Vous vous dites probablement qu’une trempette de légumes, c’est tellement ennuyant et tellement cliché! Peut-être, aux yeux des blasés, mais aux yeux des coeurs légers, la trempette est synonyme d’été, de fraîcheur et de facilité pour développer le maximum de saveurs. Lasse de prendre les mélanges commerciaux souvent fades, j’opte pour des oignons blancs et de l’ail qui suent quelques minutes dans un gros poêlon. Lorsque l’appareil est tiède, j’incorpore de la mayonnaise et de la crème sûre auxquelles j’ajoute de la ciboulette, un peu de sel et de poivre. That’s it, that’s all. Pourquoi faire compliqué?

J’aime beaucoup les légumes grillés et le feta. Cette salade de rotinis au feta, olives noires, tomate cerise, concombre et poivron grillé à la vinaigrette aux tomates séchées fait le plaisir de tous sans contredit pour son goût familier et franc.

J’espère recevoir une mention honorifique du Guide alimentaire canadien pour avoir gavé mes invités de légumes frais! Blague à part, cette salade de brocoli, raisins de Corinthe, amandes grillées, oignon rouge et vinaigrette crémeuse à la framboise en a étonné plusieurs. J’ai même entendu que jamais ce mélange n’aurait mis en appétit une de mes invitées qui n’aime pas du tout les raisins secs. Elle a maintenant changé d’avis!

Non, mais, eille, on l’a-tu l’affaire icitte?! Le barbecue est le meilleur des alliés, été comme hiver. Ces brochettes cuisent rapidement. Elles sont tendres, juteuses et leurs parfums explosent en bouche. Je les accompagne d’un riz au citron. Le poulet marine depuis plusieurs heures dans la mayonnaise, l’origan séché, le jus de citron, la moutarde de Dijon et dans l’ail. Le boeuf, quant à lui, baigne dans la sauce soja, l’ail, l’huile de sésame et le jus d’orange fraîchement pressé. Le porc est enrobé de ketchup, de vinaigre de vin rouge, d’ail, de poudre d’oignon et de sauce forte. Imaginez-vous toutes ces odeurs de viandes grillées qui embaument la cour et qui séduisent le nez de mes invités. Alléchant, n’est-ce pas?

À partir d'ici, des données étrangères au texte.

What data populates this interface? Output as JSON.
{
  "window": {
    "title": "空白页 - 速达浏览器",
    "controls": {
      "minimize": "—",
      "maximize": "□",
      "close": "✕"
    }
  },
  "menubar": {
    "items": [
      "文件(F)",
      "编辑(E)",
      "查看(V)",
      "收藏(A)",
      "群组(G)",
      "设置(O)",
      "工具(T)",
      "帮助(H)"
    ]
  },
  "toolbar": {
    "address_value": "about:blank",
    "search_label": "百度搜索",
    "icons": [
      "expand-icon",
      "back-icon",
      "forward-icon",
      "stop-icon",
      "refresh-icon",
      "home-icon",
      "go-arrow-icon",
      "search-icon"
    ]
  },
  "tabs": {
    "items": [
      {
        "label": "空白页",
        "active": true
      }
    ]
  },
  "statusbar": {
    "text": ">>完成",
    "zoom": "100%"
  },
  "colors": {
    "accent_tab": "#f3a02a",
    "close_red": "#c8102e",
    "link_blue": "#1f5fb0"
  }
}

Pour dessert, rien de plus léger qu’un gâteau des anges aux petits fruits et à la crème fouettée. Il était impensable pour moi d’exclure des fruits frais et le chocolat pour les fous de cacao. C’est salissant, grossier, mais c’est tellement bon de manger avec ses doigts!

Quelle soirée magnifique!

Chers lecteurs, ça fait du bien de revenir chez soi. Je vous remercie d’être venus me visiter pendant mon absence temporaire. M’enfin, ce n’était pas vraiment une absence: disons que je le vois plutôt comme un retour longuement mijoté afin de vous donner le meilleur de moi-même.

P.s. Pour mon anniversaire, mon conjoint m’a offert de la littérature pornographique.

À lire absolument en solo, en duo, en orgie!